Managing Your palette

Keeping your palette clean and manageable during a painting session is very important if you want clean crisp work. I hate a messy palette. Often, if I see a painter struggling with muddy work it is because their palette habits are poor.

I start with my paints lined up in hue groups at the top of my palette in a row. For beginners I always recommend that you lay them out in the same order each time you paint. I always use long ribbons of paint, staying away from blobs. Ribbons allow you to pull paint off the end of the ribbon without contaminating the rest of the color.

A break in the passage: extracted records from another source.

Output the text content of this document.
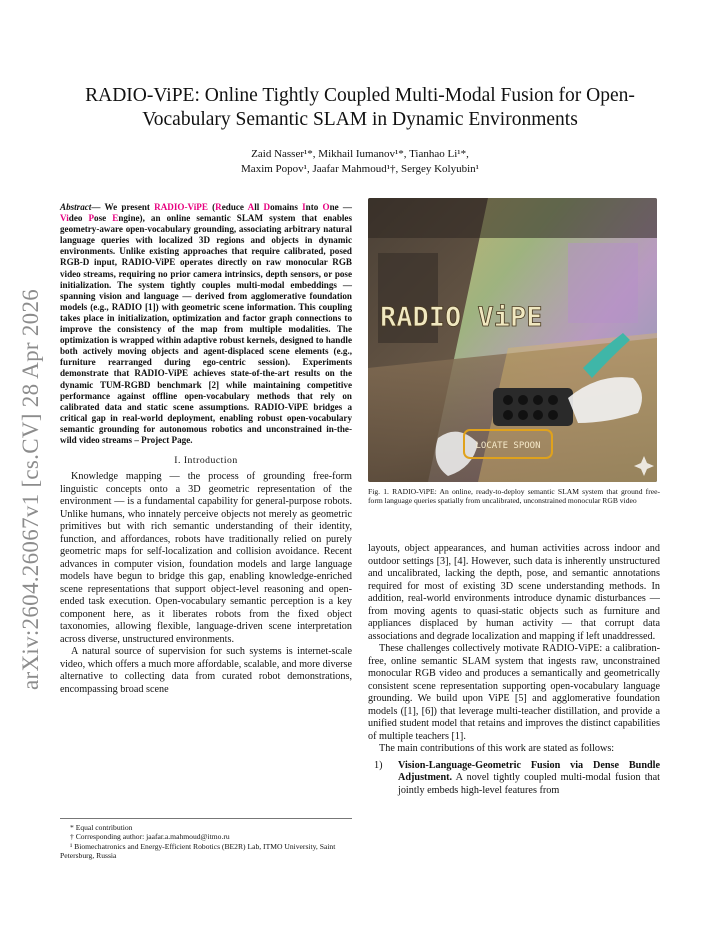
arXiv:2604.26067v1 [cs.CV] 28 Apr 2026
RADIO-ViPE: Online Tightly Coupled Multi-Modal Fusion for Open-Vocabulary Semantic SLAM in Dynamic Environments
Zaid Nasser¹*, Mikhail Iumanov¹*, Tianhao Li¹*,
Maxim Popov¹, Jaafar Mahmoud¹†, Sergey Kolyubin¹

Abstract— We present RADIO-ViPE (Reduce All Domains Into One — Video Pose Engine), an online semantic SLAM system that enables geometry-aware open-vocabulary grounding, associating arbitrary natural language queries with localized 3D regions and objects in dynamic environments. Unlike existing approaches that require calibrated, posed RGB-D input, RADIO-ViPE operates directly on raw monocular RGB video streams, requiring no prior camera intrinsics, depth sensors, or pose initialization. The system tightly couples multi-modal embeddings — spanning vision and language — derived from agglomerative foundation models (e.g., RADIO [1]) with geometric scene information. This coupling takes place in initialization, optimization and factor graph connections to improve the consistency of the map from multiple modalities. The optimization is wrapped within adaptive robust kernels, designed to handle both actively moving objects and agent-displaced scene elements (e.g., furniture rearranged during ego-centric session). Experiments demonstrate that RADIO-ViPE achieves state-of-the-art results on the dynamic TUM-RGBD benchmark [2] while maintaining competitive performance against offline open-vocabulary methods that rely on calibrated data and static scene assumptions. RADIO-ViPE bridges a critical gap in real-world deployment, enabling robust open-vocabulary semantic grounding for autonomous robotics and unconstrained in-the-wild video streams – Project Page.

I. Introduction

Knowledge mapping — the process of grounding free-form linguistic concepts onto a 3D geometric representation of the environment — is a fundamental capability for general-purpose robots. Unlike humans, who innately perceive objects not merely as geometric primitives but with rich semantic understanding of their identity, function, and affordances, robots have traditionally relied on purely geometric maps for self-localization and collision avoidance. Recent advances in computer vision, foundation models and large language models have begun to bridge this gap, enabling knowledge-enriched scene representations that support object-level reasoning and open-ended task execution. Open-vocabulary semantic perception is a key component here, as it liberates robots from the fixed object taxonomies, allowing flexible, language-driven scene interpretation across diverse, unstructured environments.

A natural source of supervision for such systems is internet-scale video, which offers a much more affordable, scalable, and more diverse alternative to collecting data from curated robot demonstrations, encompassing broad scene

* Equal contribution

† Corresponding author: jaafar.a.mahmoud@itmo.ru

¹ Biomechatronics and Energy-Efficient Robotics (BE2R) Lab, ITMO University, Saint Petersburg, Russia

RADIO ViPE
LOCATE SPOON

Fig. 1. RADIO-ViPE: An online, ready-to-deploy semantic SLAM system that ground free-form language queries spatially from uncalibrated, unconstrained monocular RGB video

layouts, object appearances, and human activities across indoor and outdoor settings [3], [4]. However, such data is inherently unstructured and uncalibrated, lacking the depth, pose, and semantic annotations required for most of existing 3D scene understanding methods. In addition, real-world environments introduce dynamic disturbances — from moving agents to quasi-static objects such as furniture and appliances displaced by human activity — that corrupt data associations and degrade localization and mapping if left unaddressed.

These challenges collectively motivate RADIO-ViPE: a calibration-free, online semantic SLAM system that ingests raw, unconstrained monocular RGB video and produces a semantically and geometrically consistent scene representation supporting open-vocabulary language grounding. We build upon ViPE [5] and agglomerative foundation models ([1], [6]) that leverage multi-teacher distillation, and provide a unified student model that retains and improves the distinct capabilities of multiple teachers [1].

The main contributions of this work are stated as follows:

1)	Vision-Language-Geometric Fusion via Dense Bundle Adjustment. A novel tightly coupled multi-modal fusion that jointly embeds high-level features from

I begin by pulling off paints from the ribbon to mix further down on the palette. As I process through the painting I am mixing various spots of color low down on the palette. Leaving the original ribbons of paint clean and undisturbed. As I begin to make the lower palette messy, I will stop and wipe the bottom half clean, so that I have a new and fresh mixing space on the palette.

My other good habit is placing the strokes of paint where I want them on the canvas and then wiping my brush thoroughly with a paper towel before dipping into the solvent. My solvent lasts much longer, staying fresh.

I do my mixing on the palette rather than the canvas, so my color stays clean and crisp. Making good muds is great. Making muds because you don’t have control of your palette is not so great.

1 comment:

Ed Terpening said...

Nice painting, Linda. I look your loose brush work and the composition!